Hollande, carnet de doute, semaine #3

Du 20 au 27 Mai 2012 : les voyages forment la jeunesse

Cette semaine, pendant que la patron était en pleine séquence internationale, le nouveau gouvernement a connu des jolis cafouillages, et Corto74 a fait tout le boulot en les racontant dans son billet « Bordel en Socialie« , à lire.

Montebourg a été très présent. Il a dû subir l’humiliation de ne pas avoir le bureau qu’il voulait piquer à Cahuzac au 5ème étage à Bercy. Mercredi, il est condamné, en première instance, pour des propos injurieux, mais pas démissionné pour cette « affaire à un euro« . Et puis finalement il a commencé à faire du redressement productif. Ou plus précisément, avec les premières annonces de plans sociaux, à faire le pompier de service.
C’était son baptême du feu, son bizutage si vous préférez, mais on à fait attention à ce que ça reste correct.

Yamina Benguigui s’est fait remarquer aussi. A cannes. Elle s’y était rendu pour la réunion d’un fond panafricain pour le cinéma et l’audiovisuel. La réunion a été annulée. Pas de chance. Elle a alors affirmé selon le Canard Enchaîné qu’elle restait à titre privé et payait elle-même sa facture au Martinez, comme chaque année pendant le festival. Bon si c’est privé et que ce n’est pas l’Etat qui paye, ça va alors. J’espère qu’on sera informé des modalités de retenues sur son salaire de ministre de ce déplacement privé.

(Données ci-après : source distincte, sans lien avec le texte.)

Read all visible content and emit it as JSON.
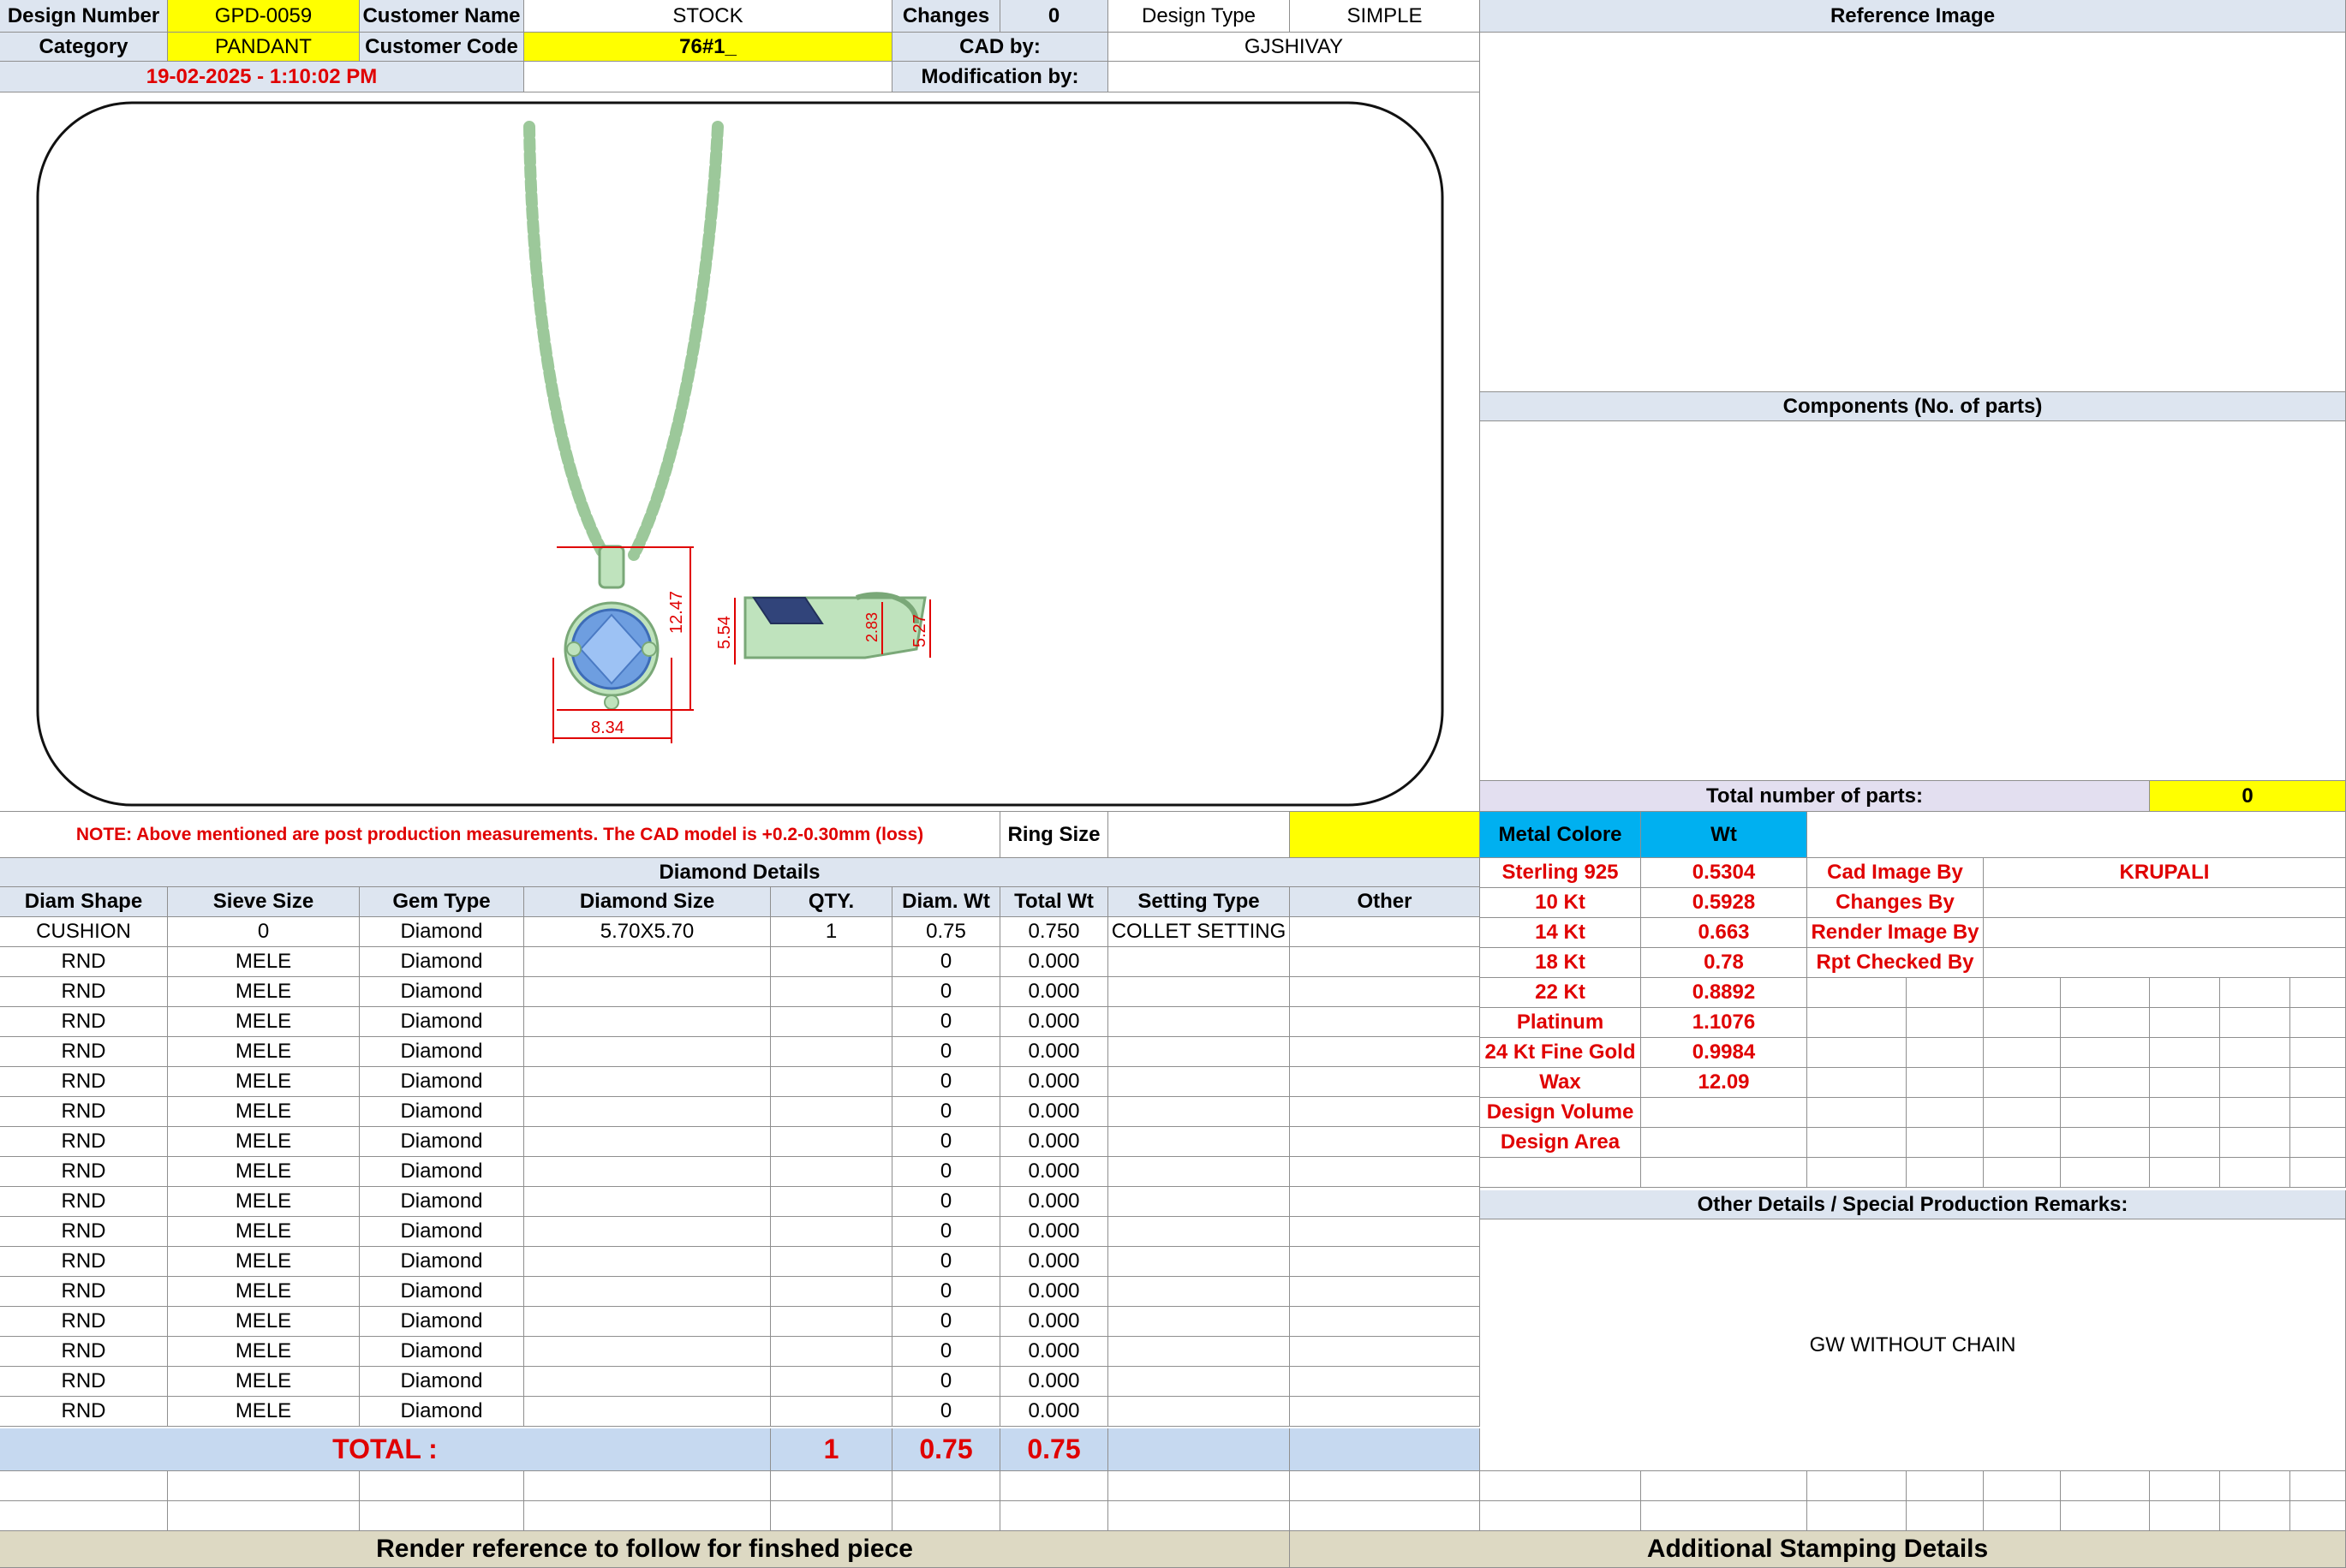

Du côté de Valérie Trierweiler, on s’organise. La First Girlfriend n’a officiellement aucune fonction et aucun rôle. Mais pour bien le faire elle a constitué son cabinet. En bonne et due forme : six personnes, avec un Directeur, digne d’un ministre. C’est vous qui les payez. Ca fait cher pour tenir un agenda.
J’imagine déjà le brûlot que va nous sortir Edwy Plenel sur le sujet, il va y a voir du sang sur les murs. Mais ça ne vient pas vite quand même.

Pendant ce temps là, le candidat entrant portait la parole de la France tous azimuth, de Camp David à Kaboul en passant par Chicago et Bruxelles. Grosse semaine. Omniprésent dans les médias, à tel point qu’on aurait pu croire qu’il nous faisait son Sarkozy.
J’ai adoré les commentaires du type « Ses premiers pas internationaux se sont bien passés » qu’on a vu un peu partout. Mais ils s’attendaient à quoi les commentateurs ? Une déclaration de guerre dans la semaine ?
On aurait presque dit qu’on venait d’élire un « âne avec une rose dans le poing » comme dit Martine Aubry (pas à propos de l’autre naze d’Ayrault, à propos du président) et qu’on s’attendait à ce qu’il nous foutre une merde internationale en 24 heures chrono que même Jack Bauer ne pourrait rien faire.

Ca a été l’occasion d’assister à une jolie valse hésitation sémantique. Visiblement, François Hollande n’a pas encore bien décidé comment il allait parler au nom de la France.
Au G8 c’était « je ». « Je voulais, je disais, je retiens, je réaffirme… »
A l’OTAN, c’était « nous ». « Nous constatons, nous considérons, nous étions attendu… »
A Bruxelles, c’était à nouveau « Je ». « J’ai proposé, j’ai insisté, j’ai voulu… ».
J’aimerai bien qu’un psy se penche là dessus. Enfin nous aimerions bien.

A Bruxelles donc, on a parlé croissance lors d’un sommet informel avant lequel Angela Merkel a ignoré notre Président dit-on, ça jette un froid. Le sujet des eurobond a comme prévu cristallisé le désaccord, profond. Point de départ pour lui, c’est, dans la version la plus favorable, un aboutissement pour les Allemands. C’est pas gagné, mais il faut jouer la montre pour ne pas renoncer avant les législatives, ça la foutrait mal.
Lors de la conférence de presse qui a suivi cette rencontre, François Hollande a déclaré n’être « informé d’aucune simulation par je ne sais quel groupe ou sous-groupe de ce que pourrait provoquer une sortie de la Grèce de la zone euro » et que « nous ne menons pas directement pour la France ce type d’hypothèse« . Plutôt inquiétant.
Il paraissait fatigué devant les journalistes. Il faut dire qu’il était 1h30 du matin, après 5 heures de discussions au cours desquels il a précisé s’être exprimé brièvement alors que d’autres prenaient la parole très longuement, je cites de mémoire, « Allez savoir pourquoi« . Traduisons : ils n’ont rien d’intéressant à raconter, et ça leur prend des plombes. Les cons ! Les diplomates apprécieront, et les intéressés aussi.

Peut-être que finalement il va nous foutre une merde internationale vite fait bien fait. Mais ça aura pris au moins une semaine bande de mauvaises langues.